Rheological properties and anticorrosion performance of graphene oxide- and reduced graphene oxide-based nanocomposites

Abstract

In this study, the effect of graphene oxide (GO) and reduced graphene oxide (rGO) nanoparticles on the corrosion protection performance of nanocomposite coatings containing particle mass concentration ranging from 0.25% to 1% in epoxy matrix was investigated in detail. In addition, the effect of the distribution of GO and rGO nanoparticles in epoxy matrix on the corrosion performance and rheology of the coatings was studied by mixing the nanocomposites with the ball milling for 24 and 48 h. The surface morphology of coatings was analyzed by field-emission scanning microscope.
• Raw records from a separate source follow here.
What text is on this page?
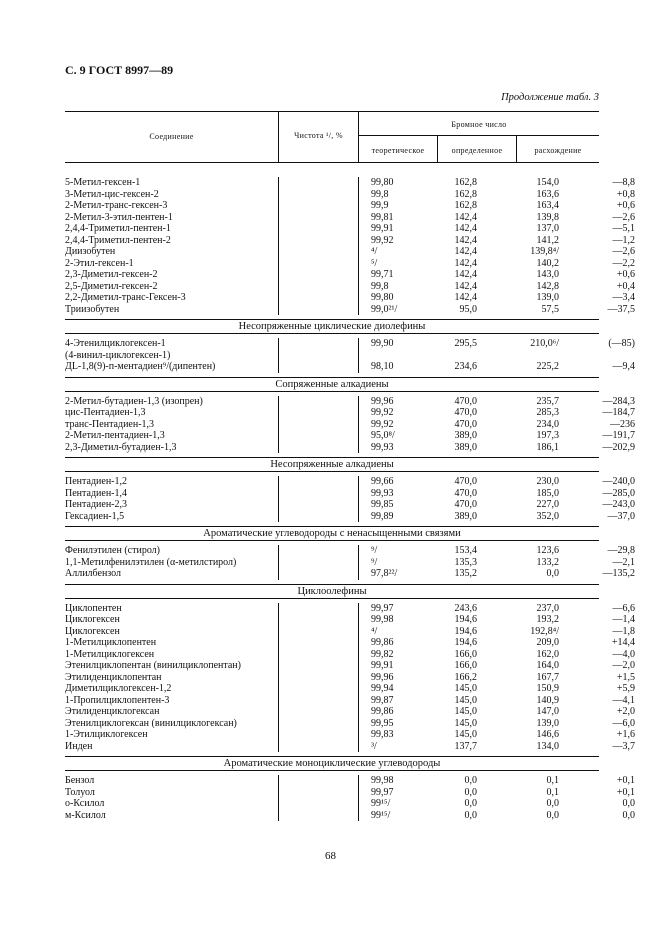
С. 9 ГОСТ 8997—89
Продолжение табл. 3
Соединение	Чистота ¹/, %
Бромное число
теоретическое	определенное	расхождение
5-Метил-гексен-1	99,80	162,8	154,0	—8,8
3-Метил-цис-гексен-2	99,8	162,8	163,6	+0,8
2-Метил-транс-гексен-3	99,9	162,8	163,4	+0,6
2-Метил-3-этил-пентен-1	99,81	142,4	139,8	—2,6
2,4,4-Триметил-пентен-1	99,91	142,4	137,0	—5,1
2,4,4-Триметил-пентен-2	99,92	142,4	141,2	—1,2
Диизобутен	⁴/	142,4	139,8⁴/	—2,6
2-Этил-гексен-1	⁵/	142,4	140,2	—2,2
2,3-Диметил-гексен-2	99,71	142,4	143,0	+0,6
2,5-Диметил-гексен-2	99,8	142,4	142,8	+0,4
2,2-Диметил-транс-Гексен-3	99,80	142,4	139,0	—3,4
Триизобутен	99,0²¹/	95,0	57,5	—37,5
Несопряженные циклические диолефины
4-Этенилциклогексен-1	99,90	295,5	210,0⁶/	(—85)
(4-винил-циклогексен-1)
ДL-1,8(9)-п-ментадиен⁹/(дипентен)	98,10	234,6	225,2	—9,4
Сопряженные алкадиены
2-Метил-бутадиен-1,3 (изопрен)	99,96	470,0	235,7	—284,3
цис-Пентадиен-1,3	99,92	470,0	285,3	—184,7
транс-Пентадиен-1,3	99,92	470,0	234,0	—236
2-Метил-пентадиен-1,3	95,0⁸/	389,0	197,3	—191,7
2,3-Диметил-бутадиен-1,3	99,93	389,0	186,1	—202,9
Несопряженные алкадиены
Пентадиен-1,2	99,66	470,0	230,0	—240,0
Пентадиен-1,4	99,93	470,0	185,0	—285,0
Пентадиен-2,3	99,85	470,0	227,0	—243,0
Гексадиен-1,5	99,89	389,0	352,0	—37,0
Ароматические углеводороды с ненасыщенными связями
Фенилэтилен (стирол)	⁹/	153,4	123,6	—29,8
1,1-Метилфенилэтилен (α-метилстирол)	⁹/	135,3	133,2	—2,1
Аллилбензол	97,8²²/	135,2	0,0	—135,2
Циклоолефины
Циклопентен	99,97	243,6	237,0	—6,6
Циклогексен	99,98	194,6	193,2	—1,4
Циклогексен	⁴/	194,6	192,8⁴/	—1,8
1-Метилциклопентен	99,86	194,6	209,0	+14,4
1-Метилциклогексен	99,82	166,0	162,0	—4,0
Этенилциклопентан (винилциклопентан)	99,91	166,0	164,0	—2,0
Этилиденциклопентан	99,96	166,2	167,7	+1,5
Диметилциклогексен-1,2	99,94	145,0	150,9	+5,9
1-Пропилциклопентен-3	99,87	145,0	140,9	—4,1
Этилиденциклогексан	99,86	145,0	147,0	+2,0
Этенилциклогексан (винилциклогексан)	99,95	145,0	139,0	—6,0
1-Этилциклогексен	99,83	145,0	146,6	+1,6
Инден	³/	137,7	134,0	—3,7
Ароматические моноциклические углеводороды
Бензол	99,98	0,0	0,1	+0,1
Толуол	99,97	0,0	0,1	+0,1
о-Ксилол	99¹⁵/	0,0	0,0	0,0
м-Ксилол	99¹⁵/	0,0	0,0	0,0
68
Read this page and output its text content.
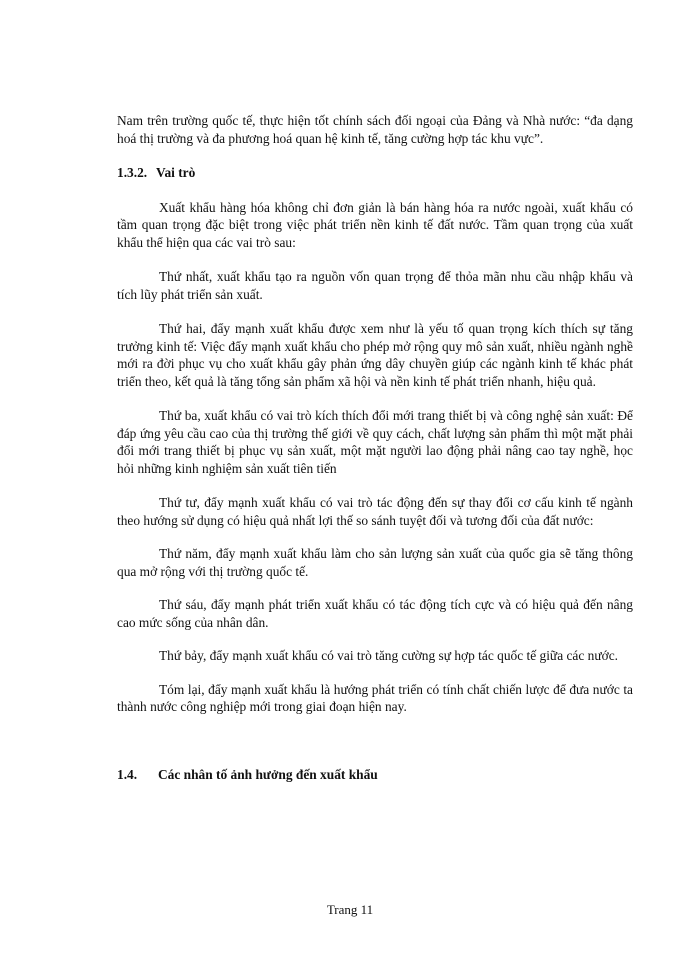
Nam trên trường quốc tế, thực hiện tốt chính sách đối ngoại của Đảng và Nhà nước: “đa dạng hoá thị trường và đa phương hoá quan hệ kinh tế, tăng cường hợp tác khu vực”.

1.3.2. Vai trò

Xuất khẩu hàng hóa không chỉ đơn giản là bán hàng hóa ra nước ngoài, xuất khẩu có tầm quan trọng đặc biệt trong việc phát triển nền kinh tế đất nước. Tầm quan trọng của xuất khẩu thể hiện qua các vai trò sau:

Thứ nhất, xuất khẩu tạo ra nguồn vốn quan trọng để thỏa mãn nhu cầu nhập khẩu và tích lũy phát triển sản xuất.

Thứ hai, đẩy mạnh xuất khẩu được xem như là yếu tố quan trọng kích thích sự tăng trưởng kinh tế: Việc đẩy mạnh xuất khẩu cho phép mở rộng quy mô sản xuất, nhiều ngành nghề mới ra đời phục vụ cho xuất khẩu gây phản ứng dây chuyền giúp các ngành kinh tế khác phát triển theo, kết quả là tăng tổng sản phẩm xã hội và nền kinh tế phát triển nhanh, hiệu quả.

Thứ ba, xuất khẩu có vai trò kích thích đổi mới trang thiết bị và công nghệ sản xuất: Để đáp ứng yêu cầu cao của thị trường thế giới về quy cách, chất lượng sản phẩm thì một mặt phải đổi mới trang thiết bị phục vụ sản xuất, một mặt người lao động phải nâng cao tay nghề, học hỏi những kinh nghiệm sản xuất tiên tiến

Thứ tư, đẩy mạnh xuất khẩu có vai trò tác động đến sự thay đổi cơ cấu kinh tế ngành theo hướng sử dụng có hiệu quả nhất lợi thế so sánh tuyệt đối và tương đối của đất nước:

Thứ năm, đẩy mạnh xuất khẩu làm cho sản lượng sản xuất của quốc gia sẽ tăng thông qua mở rộng với thị trường quốc tế.

Thứ sáu, đẩy mạnh phát triển xuất khẩu có tác động tích cực và có hiệu quả đến nâng cao mức sống của nhân dân.

Thứ bảy, đẩy mạnh xuất khẩu có vai trò tăng cường sự hợp tác quốc tế giữa các nước.

Tóm lại, đẩy mạnh xuất khẩu là hướng phát triển có tính chất chiến lược để đưa nước ta thành nước công nghiệp mới trong giai đoạn hiện nay.

1.4. Các nhân tố ảnh hưởng đến xuất khẩu
Trang 11
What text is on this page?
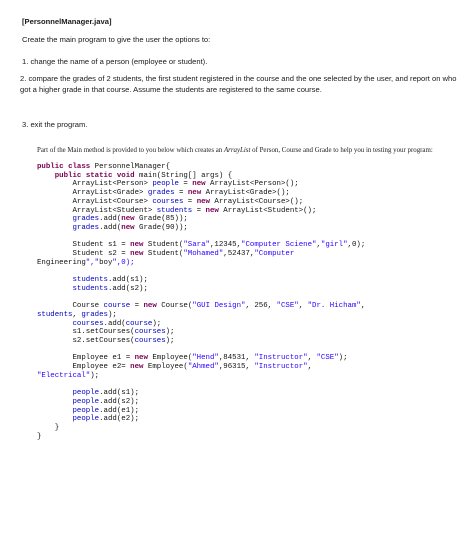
[PersonnelManager.java]

Create the main program to give the user the options to:

1. change the name of a person (employee or student).

2. compare the grades of 2 students, the first student registered in the course and the one selected by the user, and report on who got a higher grade in that course. Assume the students are registered to the same course.

3. exit the program.

Part of the Main method is provided to you below which creates an ArrayList of Person, Course and Grade to help you in testing your program:

public class PersonnelManager{
public static void main(String[] args) {
ArrayList<Person> people = new ArrayList<Person>();
ArrayList<Grade> grades = new ArrayList<Grade>();
ArrayList<Course> courses = new ArrayList<Course>();
ArrayList<Student> students = new ArrayList<Student>();
grades.add(new Grade(85));
grades.add(new Grade(90));

Student s1 = new Student("Sara",12345,"Computer Sciene","girl",0);
Student s2 = new Student("Mohamed",52437,"Computer
Engineering","boy",0);

students.add(s1);
students.add(s2);

Course course = new Course("GUI Design", 256, "CSE", "Dr. Hicham",
students, grades);
courses.add(course);
s1.setCourses(courses);
s2.setCourses(courses);

Employee e1 = new Employee("Hend",84531, "Instructor", "CSE");
Employee e2= new Employee("Ahmed",96315, "Instructor",
"Electrical");

people.add(s1);
people.add(s2);
people.add(e1);
people.add(e2);
}
}
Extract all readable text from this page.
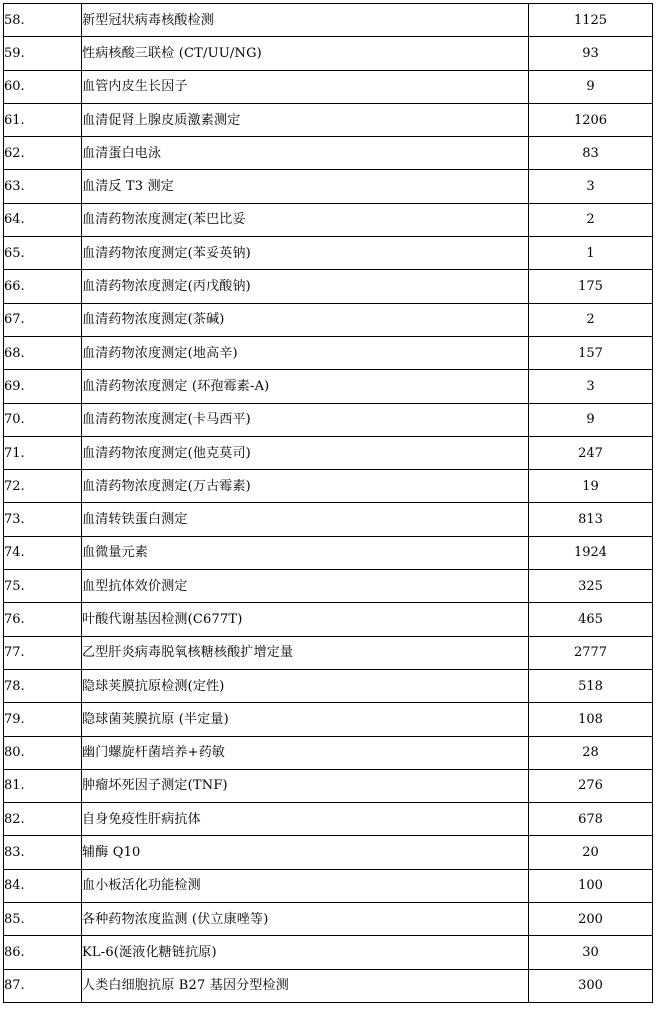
58.	新型冠状病毒核酸检测	1125
59.	性病核酸三联检 (CT/UU/NG)	93
60.	血管内皮生长因子	9
61.	血清促肾上腺皮质激素测定	1206
62.	血清蛋白电泳	83
63.	血清反 T3 测定	3
64.	血清药物浓度测定(苯巴比妥	2
65.	血清药物浓度测定(苯妥英钠)	1
66.	血清药物浓度测定(丙戊酸钠)	175
67.	血清药物浓度测定(茶碱)	2
68.	血清药物浓度测定(地高辛)	157
69.	血清药物浓度测定 (环孢霉素-A)	3
70.	血清药物浓度测定(卡马西平)	9
71.	血清药物浓度测定(他克莫司)	247
72.	血清药物浓度测定(万古霉素)	19
73.	血清转铁蛋白测定	813
74.	血微量元素	1924
75.	血型抗体效价测定	325
76.	叶酸代谢基因检测(C677T)	465
77.	乙型肝炎病毒脱氧核糖核酸扩增定量	2777
78.	隐球荚膜抗原检测(定性)	518
79.	隐球菌荚膜抗原 (半定量)	108
80.	幽门螺旋杆菌培养+药敏	28
81.	肿瘤坏死因子测定(TNF)	276
82.	自身免疫性肝病抗体	678
83.	辅酶 Q10	20
84.	血小板活化功能检测	100
85.	各种药物浓度监测 (伏立康唑等)	200
86.	KL-6(涎液化糖链抗原)	30
87.	人类白细胞抗原 B27 基因分型检测	300
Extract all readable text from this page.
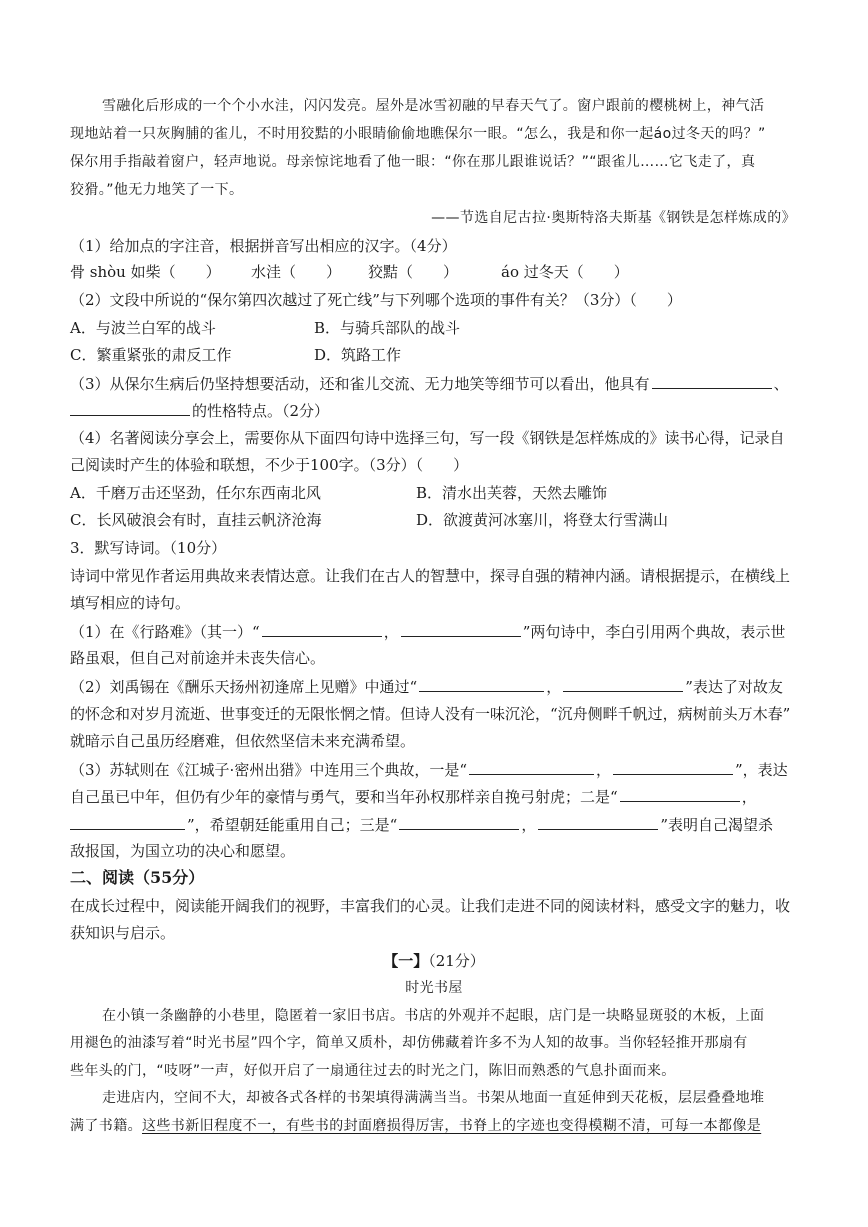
雪融化后形成的一个个小水洼，闪闪发亮。屋外是冰雪初融的早春天气了。窗户跟前的樱桃树上，神气活
现地站着一只灰胸脯的雀儿，不时用狡黠的小眼睛偷偷地瞧保尔一眼。“怎么，我是和你一起áo过冬天的吗？”
保尔用手指敲着窗户，轻声地说。母亲惊诧地看了他一眼：“你在那儿跟谁说话？”“跟雀儿……它飞走了，真
狡猾。”他无力地笑了一下。
——节选自尼古拉·奥斯特洛夫斯基《钢铁是怎样炼成的》
（1）给加点的字注音，根据拼音写出相应的汉字。（4分）
骨 shòu 如柴（　　） 水洼（　　） 狡黠（　　）	áo 过冬天（　　）
（2）文段中所说的“保尔第四次越过了死亡线”与下列哪个选项的事件有关？（3分）（　　）
A．与波兰白军的战斗	B．与骑兵部队的战斗
C．繁重紧张的肃反工作	D．筑路工作
（3）从保尔生病后仍坚持想要活动，还和雀儿交流、无力地笑等细节可以看出，他具有	、
的性格特点。（2分）
（4）名著阅读分享会上，需要你从下面四句诗中选择三句，写一段《钢铁是怎样炼成的》读书心得，记录自
己阅读时产生的体验和联想，不少于100字。（3分）（　　）
A．千磨万击还坚劲，任尔东西南北风	B．清水出芙蓉，天然去雕饰
C．长风破浪会有时，直挂云帆济沧海	D．欲渡黄河冰塞川，将登太行雪满山
3．默写诗词。（10分）
诗词中常见作者运用典故来表情达意。让我们在古人的智慧中，探寻自强的精神内涵。请根据提示，在横线上
填写相应的诗句。
（1）在《行路难》（其一）“	，	”两句诗中，李白引用两个典故，表示世
路虽艰，但自己对前途并未丧失信心。
（2）刘禹锡在《酬乐天扬州初逢席上见赠》中通过“	，	”表达了对故友
的怀念和对岁月流逝、世事变迁的无限怅惘之情。但诗人没有一味沉沦，“沉舟侧畔千帆过，病树前头万木春”
就暗示自己虽历经磨难，但依然坚信未来充满希望。
（3）苏轼则在《江城子·密州出猎》中连用三个典故，一是“	，	”，表达
自己虽已中年，但仍有少年的豪情与勇气，要和当年孙权那样亲自挽弓射虎；二是“	，
”，希望朝廷能重用自己；三是“	，	”表明自己渴望杀
敌报国，为国立功的决心和愿望。
二、阅读（55分）
在成长过程中，阅读能开阔我们的视野，丰富我们的心灵。让我们走进不同的阅读材料，感受文字的魅力，收
获知识与启示。
【一】（21分）
时光书屋
在小镇一条幽静的小巷里，隐匿着一家旧书店。书店的外观并不起眼，店门是一块略显斑驳的木板，上面
用褪色的油漆写着“时光书屋”四个字，简单又质朴，却仿佛藏着许多不为人知的故事。当你轻轻推开那扇有
些年头的门，“吱呀”一声，好似开启了一扇通往过去的时光之门，陈旧而熟悉的气息扑面而来。
走进店内，空间不大，却被各式各样的书架填得满满当当。书架从地面一直延伸到天花板，层层叠叠地堆
满了书籍。这些书新旧程度不一，有些书的封面磨损得厉害，书脊上的字迹也变得模糊不清，可每一本都像是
It was observed that oxygen groups in the graphene structure, the effective distribution of nanoparticles in the matrix and the amount of nanoparticle doped affected the corrosion protection performance. The best corrosion protection performance among all nanocomposite coatings was 0.75 wt% rGO/epoxy nanocomposite, which was milled for 48 h. GO/epoxy nanocomposite coatings exhibit hydrophilic properties in all mass fractions and mixing times. However, adding 0.5 and 0.75 wt% of rGO and milling 48 h resulted in hydrophobic nanocomposites. rGO nanoparticles had the best dispersion performance at 0.75 wt% concentration in the epoxy. The nonlinear rheological measurements revealed that rGO/epoxy nanocomposites exhibit non-Newtonian shear thinning behavior at the studied mass concentrations and milling times as opposed to the nanocomposites containing GO particles.